(前編から続く)
それは、1996年夏のことでした。魚津から長岡まで北陸特急に乗車中、途中黒井駅を通過しようとしていた時、ヤードの彼方に一瞬見えたのでした。夕刻の逆光線下ではっきり見えなかったので、その時は見間違えかな?とも思いました。しかし心の奥底では奇跡を願っていました。。。
後日、一つの情報が私の許に届きました。
「北一産業のタキ85759と85760、神岡鉱業に転属」
そうです、生き延びることが出来たのです!あの日見たものは幻覚ではなかったのです! その後の春先、羽越本線の中条駅で、「神岡鉱山前駅臨時常備」と独特な書体で書かれた札も誇らしげに、冷たい雨の中佇むタキ85759と再会できたときは、正直嬉しかったです。神岡転属後は、吉原の岳南ヤードにも時折姿を見せてくれ、2003年に2輌揃って廃車となるまで、すっかりお馴染みになりました。

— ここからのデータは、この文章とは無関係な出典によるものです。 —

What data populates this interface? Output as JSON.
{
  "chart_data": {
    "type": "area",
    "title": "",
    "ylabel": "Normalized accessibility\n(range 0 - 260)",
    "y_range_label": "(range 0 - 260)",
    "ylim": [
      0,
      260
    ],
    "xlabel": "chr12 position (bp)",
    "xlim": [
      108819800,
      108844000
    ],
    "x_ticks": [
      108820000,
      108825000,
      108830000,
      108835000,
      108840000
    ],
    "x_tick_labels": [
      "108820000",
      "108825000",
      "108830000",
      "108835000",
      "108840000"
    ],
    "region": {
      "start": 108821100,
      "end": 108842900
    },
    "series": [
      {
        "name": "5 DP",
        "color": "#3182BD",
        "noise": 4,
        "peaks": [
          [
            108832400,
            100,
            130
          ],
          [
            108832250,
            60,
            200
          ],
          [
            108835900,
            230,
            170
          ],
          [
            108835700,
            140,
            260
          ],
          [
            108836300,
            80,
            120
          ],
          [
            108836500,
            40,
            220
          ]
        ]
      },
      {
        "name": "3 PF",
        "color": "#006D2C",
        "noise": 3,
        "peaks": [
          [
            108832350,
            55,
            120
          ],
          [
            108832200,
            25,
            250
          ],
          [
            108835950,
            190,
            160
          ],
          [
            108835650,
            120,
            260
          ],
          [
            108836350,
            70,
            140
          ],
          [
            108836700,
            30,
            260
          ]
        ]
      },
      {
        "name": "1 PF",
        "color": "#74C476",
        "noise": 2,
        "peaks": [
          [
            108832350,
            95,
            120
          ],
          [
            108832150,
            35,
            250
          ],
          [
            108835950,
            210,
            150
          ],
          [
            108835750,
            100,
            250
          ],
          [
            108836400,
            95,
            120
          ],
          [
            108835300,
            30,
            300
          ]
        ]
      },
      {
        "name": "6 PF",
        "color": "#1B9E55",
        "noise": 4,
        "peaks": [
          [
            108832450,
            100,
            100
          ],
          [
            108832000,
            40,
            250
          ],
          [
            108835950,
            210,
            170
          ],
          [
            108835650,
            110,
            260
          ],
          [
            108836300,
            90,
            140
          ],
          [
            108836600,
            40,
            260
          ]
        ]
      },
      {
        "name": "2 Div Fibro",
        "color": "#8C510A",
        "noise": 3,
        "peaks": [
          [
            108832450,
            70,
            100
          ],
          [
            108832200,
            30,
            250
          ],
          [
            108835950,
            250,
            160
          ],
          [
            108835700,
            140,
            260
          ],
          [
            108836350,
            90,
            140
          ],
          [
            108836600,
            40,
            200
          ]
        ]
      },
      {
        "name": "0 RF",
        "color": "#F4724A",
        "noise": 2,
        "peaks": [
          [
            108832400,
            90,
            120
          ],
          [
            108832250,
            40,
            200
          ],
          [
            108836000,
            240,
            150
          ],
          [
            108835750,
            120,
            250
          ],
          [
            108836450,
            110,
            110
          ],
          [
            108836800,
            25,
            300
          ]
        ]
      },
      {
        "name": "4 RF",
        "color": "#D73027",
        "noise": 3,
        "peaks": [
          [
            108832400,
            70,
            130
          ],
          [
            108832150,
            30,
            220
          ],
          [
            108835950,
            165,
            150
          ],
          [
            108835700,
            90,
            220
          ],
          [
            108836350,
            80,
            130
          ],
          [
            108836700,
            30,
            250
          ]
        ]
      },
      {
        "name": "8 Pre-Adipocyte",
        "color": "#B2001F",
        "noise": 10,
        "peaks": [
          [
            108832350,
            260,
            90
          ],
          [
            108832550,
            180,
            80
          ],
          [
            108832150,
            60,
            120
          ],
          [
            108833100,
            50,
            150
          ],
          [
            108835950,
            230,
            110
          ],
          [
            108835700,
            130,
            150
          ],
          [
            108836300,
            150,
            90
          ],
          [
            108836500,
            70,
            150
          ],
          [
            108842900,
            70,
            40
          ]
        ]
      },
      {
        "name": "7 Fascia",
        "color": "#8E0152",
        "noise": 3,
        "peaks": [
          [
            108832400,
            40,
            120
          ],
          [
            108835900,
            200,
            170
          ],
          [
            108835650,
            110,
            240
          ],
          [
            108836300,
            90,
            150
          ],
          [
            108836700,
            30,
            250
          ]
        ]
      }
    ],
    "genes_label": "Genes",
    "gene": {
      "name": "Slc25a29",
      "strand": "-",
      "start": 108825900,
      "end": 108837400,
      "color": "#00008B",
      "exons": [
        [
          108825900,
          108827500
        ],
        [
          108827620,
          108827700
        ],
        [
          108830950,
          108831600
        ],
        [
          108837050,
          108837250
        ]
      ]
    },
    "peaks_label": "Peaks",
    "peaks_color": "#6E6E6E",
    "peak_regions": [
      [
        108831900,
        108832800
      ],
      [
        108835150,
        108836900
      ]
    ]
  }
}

冒頭の写真は2000年5月4日に神岡鉄道の終点、奥飛騨温泉口駅で撮影したものです。同鉄道は列車本数が何分にも少なく不便なので、列車利用で訪問した貨車ファンなら、神岡鉱山前で下車し、鉱業所を見て、そのまま猪谷へUターンしたくなるところですが、終点まで乗り通すと良いことありますよ。。。そう、かつて、ここから原木が無蓋車に積み込まれて、各地へ発送されていたであろう同駅の側線は、遊休タンク車の置き場となっており、バラエティ豊かな硫酸タンク車を良い条件で撮影できたのも懐かしい思い出です。
当日は僚車タキ85759の姿もあり、全2輌(!)揃っていました。
当日いた珍車その1、タキ6252。稀有なキセ付き濃硫酸専用車ですが、無水硫酸専用車時代に装備されていた、特徴的なドーム上プロテクタが専用種別変更後に撤去されたので、まるでタキ7750型カセイソーダ専用車みたいです。
当日いた珍車その2、タキ1337。当時は既にタキ300形式現存最若番でした。昭和31年日本車輌本店製造。